The Current Magazine Spring 2018 | Page 65

Elk River con't from page 13

Developing a Plan for Recovery

Despite these challenges, CalTrout recognizes that the Elk River has the potential to be a productive watershed. With sufficient investment, it could once again sustain robust salmon and steelhead populations. The Elk River has plenty of low-gradient tributary habitat for adult spawning, and its main stem has a 12-mile long, meandering section that could provide excellent summer and winter rearing habitat for juveniles. Water temperatures are moderated by the nearby marine environment and thus remain favorable year-round. And, its estuary could once again provide highly productive tidal marsh lands that offer excellent nursery habitat for young salmon and steelhead.

The initial technical feasibility project that emerged, the Elk River Recovery Assessment, was launched in 2014 and will result in a Recovery Framework, a comprehensive set of actions intended to hasten improvements in water quality and its “beneficial uses” – regulatory-speak for the public trust values that the watershed once provided. The program will initially carry out smaller-scale tests of various recovery actions such as dredging. This approach is aligned with CalTrout's strategy of using scientifically-based studies and data to inform how conservation efforts should proceed,

and then scaling up. This project also fits with CalTrout's investments in “working landscapes” where resources are being extracted but with the goal to maintain functional habitats for fish and wildlife. CalTrout's Central Valley "Nigiri" project, where rice farming and floodplain salmon rearing coexist, exemplifies this approach to land management.

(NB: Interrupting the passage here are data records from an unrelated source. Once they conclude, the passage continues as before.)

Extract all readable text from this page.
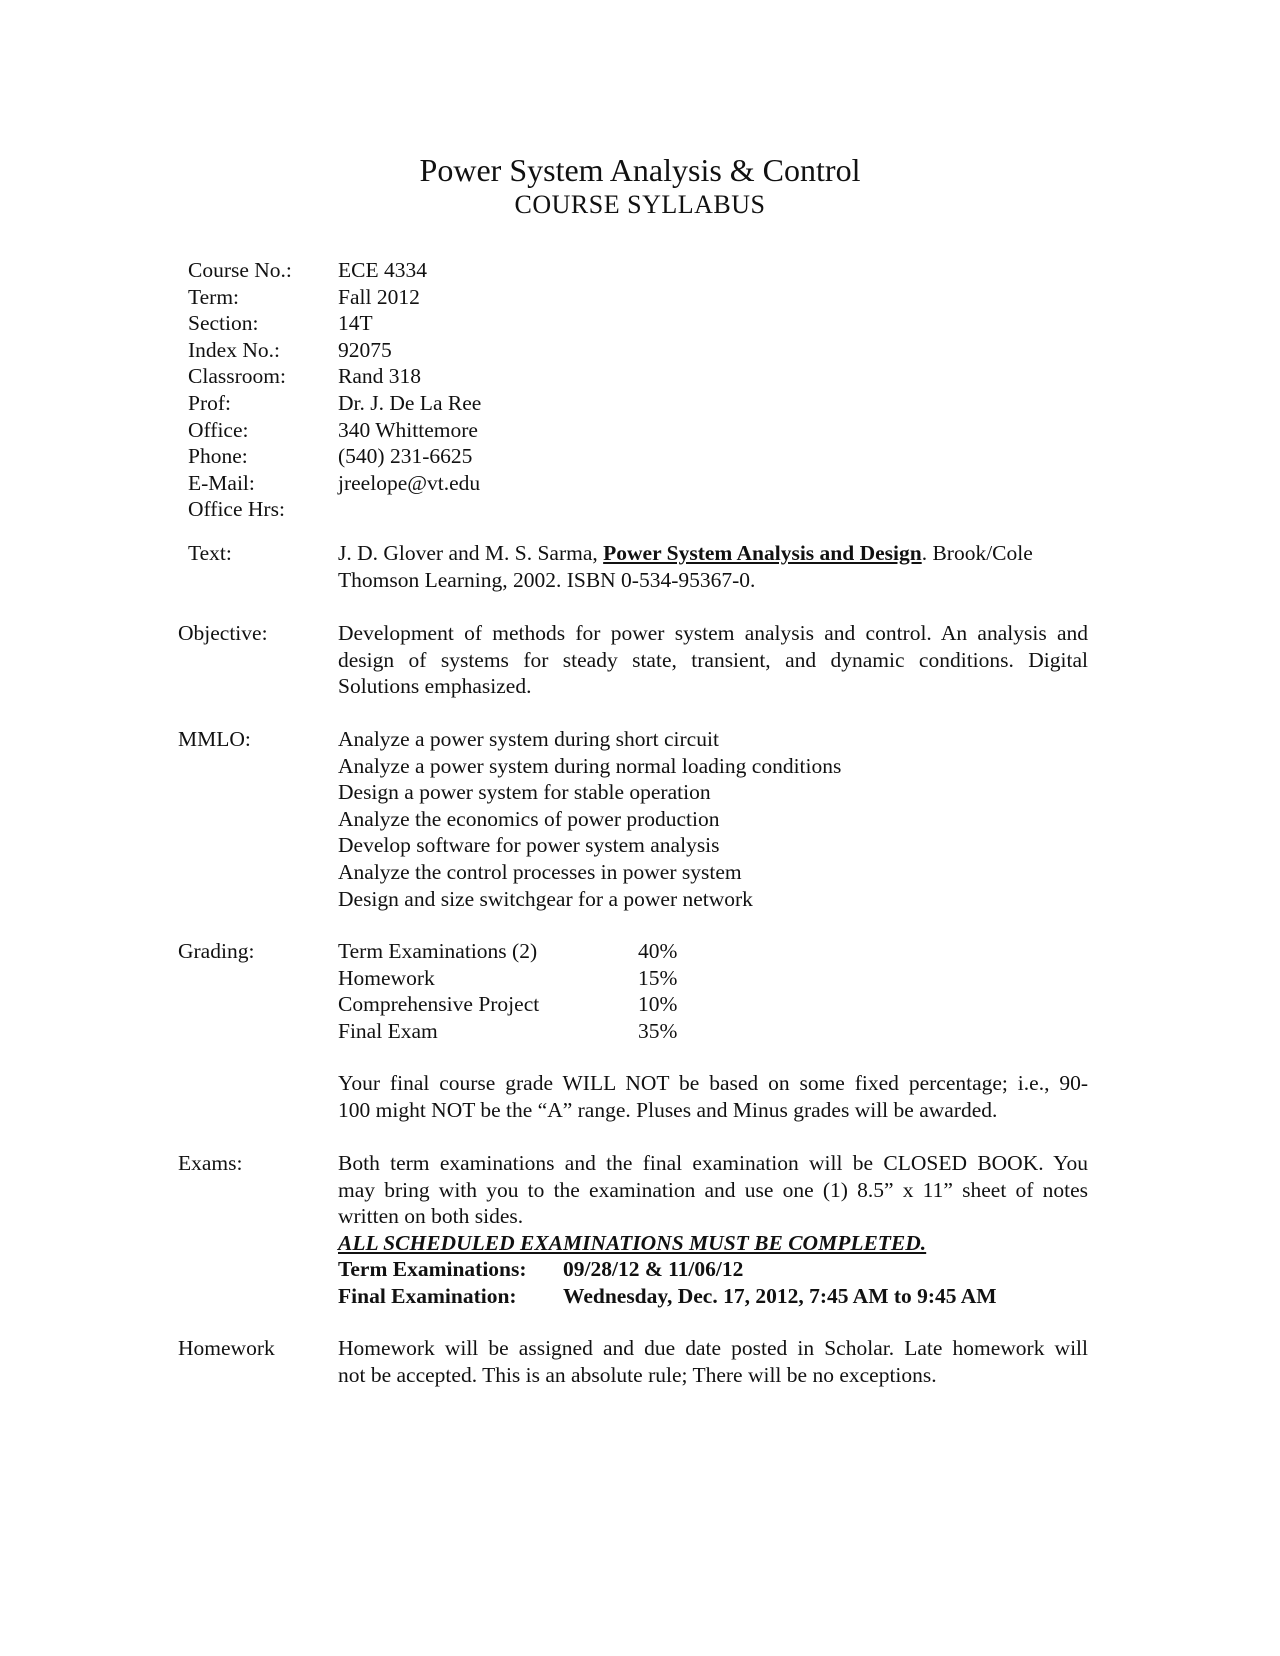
Power System Analysis & Control
COURSE SYLLABUS
Course No.: ECE 4334
Term:	Fall 2012
Section:	14T
Index No.:	92075
Classroom: Rand 318
Prof:	Dr. J. De La Ree
Office:	340 Whittemore
Phone:	(540) 231-6625
E-Mail:	jreelope@vt.edu
Office Hrs:
Text:	J. D. Glover and M. S. Sarma, Power System Analysis and Design. Brook/Cole
Thomson Learning, 2002. ISBN 0-534-95367-0.
Objective:	Development of methods for power system analysis and control. An analysis and
design of systems for steady state, transient, and dynamic conditions. Digital
Solutions emphasized.
MMLO:	Analyze a power system during short circuit
Analyze a power system during normal loading conditions
Design a power system for stable operation
Analyze the economics of power production
Develop software for power system analysis
Analyze the control processes in power system
Design and size switchgear for a power network
Grading:	Term Examinations (2)	40%
Homework	15%
Comprehensive Project	10%
Final Exam	35%
Your final course grade WILL NOT be based on some fixed percentage; i.e., 90-
100 might NOT be the “A” range. Pluses and Minus grades will be awarded.
Exams:	Both term examinations and the final examination will be CLOSED BOOK. You
may bring with you to the examination and use one (1) 8.5” x 11” sheet of notes
written on both sides.
ALL SCHEDULED EXAMINATIONS MUST BE COMPLETED.
Term Examinations: 09/28/12 & 11/06/12
Final Examination: Wednesday, Dec. 17, 2012, 7:45 AM to 9:45 AM
Homework	Homework will be assigned and due date posted in Scholar. Late homework will
not be accepted. This is an absolute rule; There will be no exceptions.
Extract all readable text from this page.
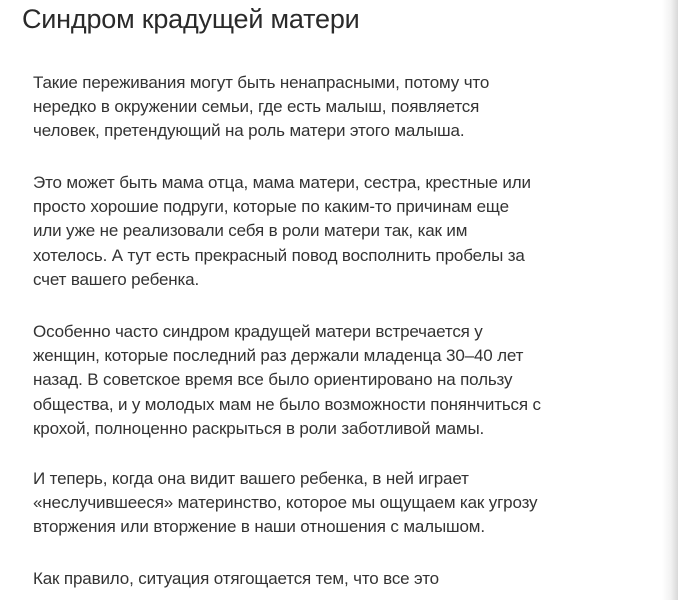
Синдром крадущей матери

Такие переживания могут быть ненапрасными, потому что
нередко в окружении семьи, где есть малыш, появляется
человек, претендующий на роль матери этого малыша.

Это может быть мама отца, мама матери, сестра, крестные или
просто хорошие подруги, которые по каким-то причинам еще
или уже не реализовали себя в роли матери так, как им
хотелось. А тут есть прекрасный повод восполнить пробелы за
счет вашего ребенка.

Особенно часто синдром крадущей матери встречается у
женщин, которые последний раз держали младенца 30–40 лет
назад. В советское время все было ориентировано на пользу
общества, и у молодых мам не было возможности понянчиться с
крохой, полноценно раскрыться в роли заботливой мамы.

И теперь, когда она видит вашего ребенка, в ней играет
«неслучившееся» материнство, которое мы ощущаем как угрозу
вторжения или вторжение в наши отношения с малышом.

Как правило, ситуация отягощается тем, что все это
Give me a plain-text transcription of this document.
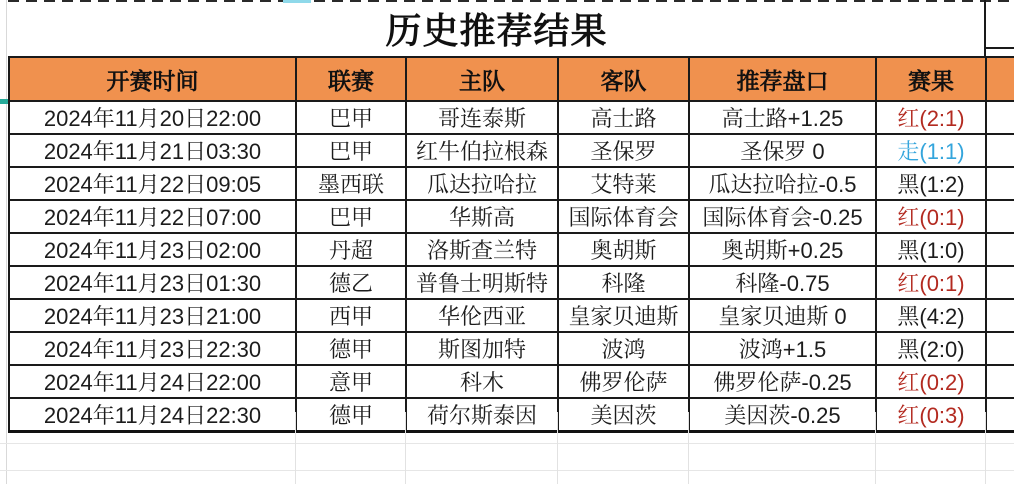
历史推荐结果
开赛时间	联赛	主队	客队	推荐盘口	赛果	
2024年11月20日22:00	巴甲	哥连泰斯	高士路	高士路+1.25	红(2:1)	
2024年11月21日03:30	巴甲	红牛伯拉根森	圣保罗	圣保罗 0	走(1:1)	
2024年11月22日09:05	墨西联	瓜达拉哈拉	艾特莱	瓜达拉哈拉-0.5	黑(1:2)	
2024年11月22日07:00	巴甲	华斯高	国际体育会	国际体育会-0.25	红(0:1)	
2024年11月23日02:00	丹超	洛斯查兰特	奥胡斯	奥胡斯+0.25	黑(1:0)	
2024年11月23日01:30	德乙	普鲁士明斯特	科隆	科隆-0.75	红(0:1)	
2024年11月23日21:00	西甲	华伦西亚	皇家贝迪斯	皇家贝迪斯 0	黑(4:2)	
2024年11月23日22:30	德甲	斯图加特	波鸿	波鸿+1.5	黑(2:0)	
2024年11月24日22:00	意甲	科木	佛罗伦萨	佛罗伦萨-0.25	红(0:2)	
2024年11月24日22:30	德甲	荷尔斯泰因	美因茨	美因茨-0.25	红(0:3)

The results of these pilot projects will inform the scientific basis for recovery efforts. In the next phase, to be launched in late 2018, CalTrout and its partners will form an Elk River Stewardship Program to seek consensus with Elk River residents, regulatory agency partners, and other stakeholders on the best approach to achieve recovery of the Elk River. How quickly this next phase proceeds depends on cooperation from the historically divided mix of stakeholders.

A Path Forward

After more than a century of logging and other human impacts to the Elk River watershed, time alone won’t be enough to bring back this severely impaired waterway. Strong regulations and significant restoration efforts will be necessary. But with multiple constituencies competing and advocating for different goals, it is exceedingly hard to gain any momentum on river restoration efforts. The actual work to restore the river already exhibits the characteristics of a "wicked problem": full of complex interdependencies where solutions often have unintended consequences that themselves become problematic.

From the point of view of the fish and the health of the ecosystem, the ideal course of action would involve a temporary moratorium on logging and road building in the headwaters of the Elk River; replanting hillsides and taking other steps to limit further erosion, some of which is ongoing; reducing sedimentation through dredging; and, taking steps to restore a healthy, functioning estuary. These actions would also benefit the residents who can no longer rely on the Elk River for their drinking water. However, the reality of the current political and economic situation makes this ideal scenario challenging. Progress will have to be made incrementally and painstakingly.

The Elk River is in a way a microcosm of California's competing economic and political interests. The owners of the timber companies have a bottom line and keep pushing for allowable harvest of trees in sensitive areas, which in turn provides jobs in the local community. The Regional Water Board has a mandate to protect water quality, but it meets with stiff resistance from timber companies and their employees if they try to impose a moratorium on logging. State fishery and forestry agencies have divided loyalties due to hard lobbying by the timber industry and other business interests.

Recovery will be slow at best. CalTrout is in the struggle for the long haul, and has the necessary experience in solving complex resource issues that require balancing the needs of fish and people. We have no illusions about the obstacles that must be overcome along the way, but it is a fight worth waging for the protection of this public trust resource.

Darren Mierau, CalTrout's North Coast Program Director, offers this perspective: “This is a very challenging program for CalTrout to manage and participate in, but we’re involved and leading this process, in part, because it has to be done and no one else will do it.”